What has driven performance in 1QFY09?
  • Jagran Prakashan (JPL) reported a topline growth of 13% YoY during 1QFY09. The company’s advertisement revenues (68% of total revenues) grew by 11% YoY. The circulation revenues grew by 8% YoY, while the new ventures (outdoor advertising, event management activity and short code service) jumped 36% YoY. Newspaper sales of Dainik Jagran in terms of number of copies sold per day were higher by 7% YoY. The company launched 2 new editions of ‘I-next’ in the current quarter, taking the number to nine. In terms of ad revenues growth, this was the lowest growth reported in recent times as national advertisers are holding back their ad spends. However the company has outperformed the industry, which has grown by a meager 5% YoY during the quarter.

    Cost break-up
    As a % of net sales 1QFY08 1QFY09
    Consumption of raw materials 34.8% 35.4%
    Employees Cost 11.1% 12.3%
    Other expenditure 26.0% 28.2%

  • JPL’s operating margins declined by 4% during 1QFY09. This was largely on the back of increase in material and staff costs (both as percentage of sales). The newspaper companies are currently witnessing higher raw material prices on account of lower supply of newsprint due to strong demand from China (Olympics-related demand). The international newsprint prices are currently hovering around US$ 850 per metric tonnes (MT) to US$ 900 per MT. However, the management expects prices to cool off by 3QFY09.
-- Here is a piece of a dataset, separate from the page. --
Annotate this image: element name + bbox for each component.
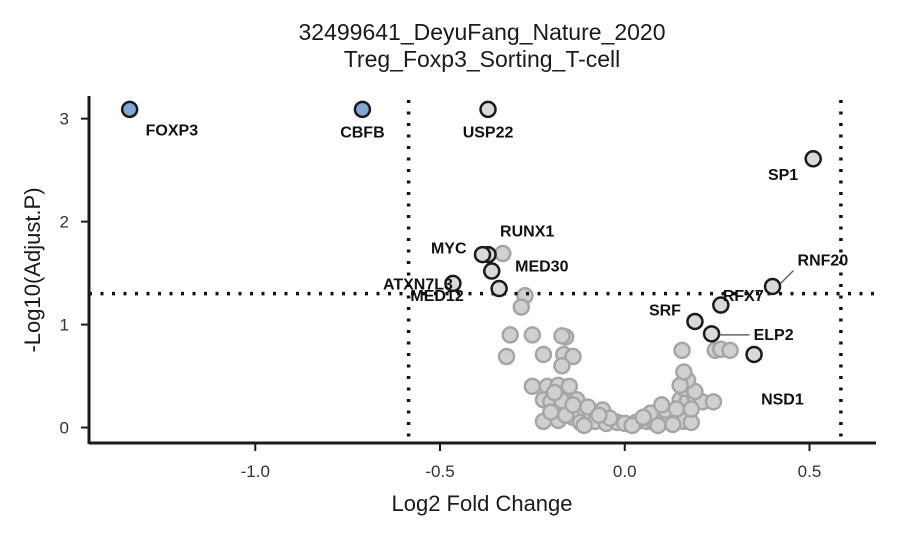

  • JPL’s net profits declined by 9% YoY during 1QFY09. This was on account of lower margins and reduction in other income. New ventures reported losses of around Rs 1.5 m in the current quarter. The company now has 7 loss making editions as compared to 9 last year. It expects performance to get better in the new ventures going forward.

What to expect?
At Rs 66, the stock is trading at a multiple of 10.2 times our estimated FY10 earnings. The management expects ad revenues to grow by 20% YoY during the current fiscal, which is in line with our expectations. JPL is also looking at increasing its Out-Of-Home (OOH) properties from 1,000 currently and expects to reduce the losses in the coming quarters. It is also planning for a capex of Rs 1.25 bn during the current fiscal. As per the management, while some pressure would be seen in the near time, over the long term, the growth would remain intact.